See our full analysis for Discover Financial here

Net Interest Income Gains Will Continue To Boost The Top Line

The rate hikes implemented by the Fed have helped the interest rate environment in the country recover steadily from the record lows seen over 2014-2015. Notably, Discover’s interest income is less sensitive to interest rates compared to larger U.S. banks because of the significantly larger proportion of credit card loans in its total loan portfolio (which are essentially fixed interest-rate loans). At the same time, rising interest rates result in a faster increase in interest expenses on deposits held. Taken together, this has weighed on Discover’s net interest margin (NIM) figure over recent quarters. But the bank has done well to grow its interest-earning asset base (primarily its card balances as well as private student loans). This has helped its net interest income grow steadily over recent years – a trend we believe will continue in 2019.

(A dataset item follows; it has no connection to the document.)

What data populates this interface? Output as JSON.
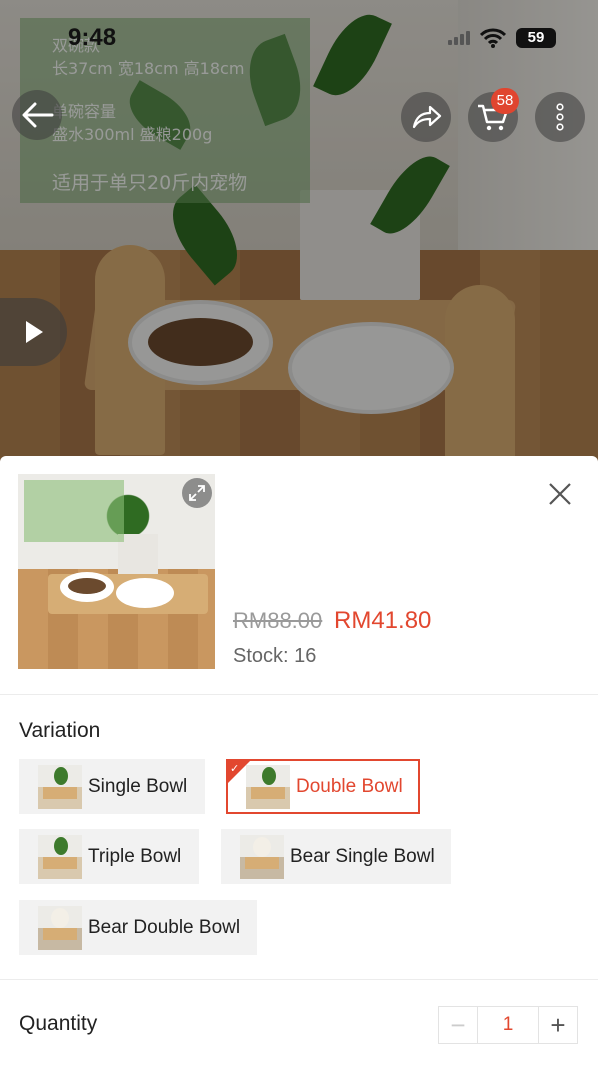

Discover’s Emphasis On Increasing Card Acceptance Will Also Drive Growth

Discover’s long-term growth rate remains tied to its efforts on its cornerstone cards and payments business. This is particularly true because Discover is one of just two card issuers (along with American Express) that has its own proprietary network to process card payments. Over recent years, the company has done well to focus on international partnerships. In the last four months alone, the bank has entered into card acceptance agreements with a global payment service provider (Oceanpayment), two payment providers in the EMEA region (PXP and 3C Payment), and one provider each in Mexico (Prosa), and the Nordics (Nets).

Increasing card acceptance, coupled with agreements with banks outside the U.S. to issue Discover-branded cards, should help volumes for its payment services business.

Increase In Operating Costs Is Understandable, But Will Have To Be Monitored

While Discover’s revenues increased by 8.2% in 2018 compared to 2017, its total operating costs also rose by 7.8%. This growth in expenses can be attributed to a sizable increase in each of the three key expense streams for the company: compensation expenses (which increased 7.6%), marketing expenses (which swelled 10.4%) and information processing & communications cost (which jumped 11.1%). The increase in marketing expenses has been seen across banks over recent quarters, as they spend more to keep new payment processing companies at bay. At the same time, the need for added security on payment networks has forced incumbents to increased their IT spends. While its revenues still grew faster than its expenses in 2018, Discover will have to monitor costs closely to ensure that these trends do not weigh on profits.

We expect Discover to report EPS of over $8.70 for full-year 2019. Taken together with a forward P/E ratio of 9.5x, this works out to a price estimate of $83 for Discover’s shares, which is about 20% ahead of the current market price.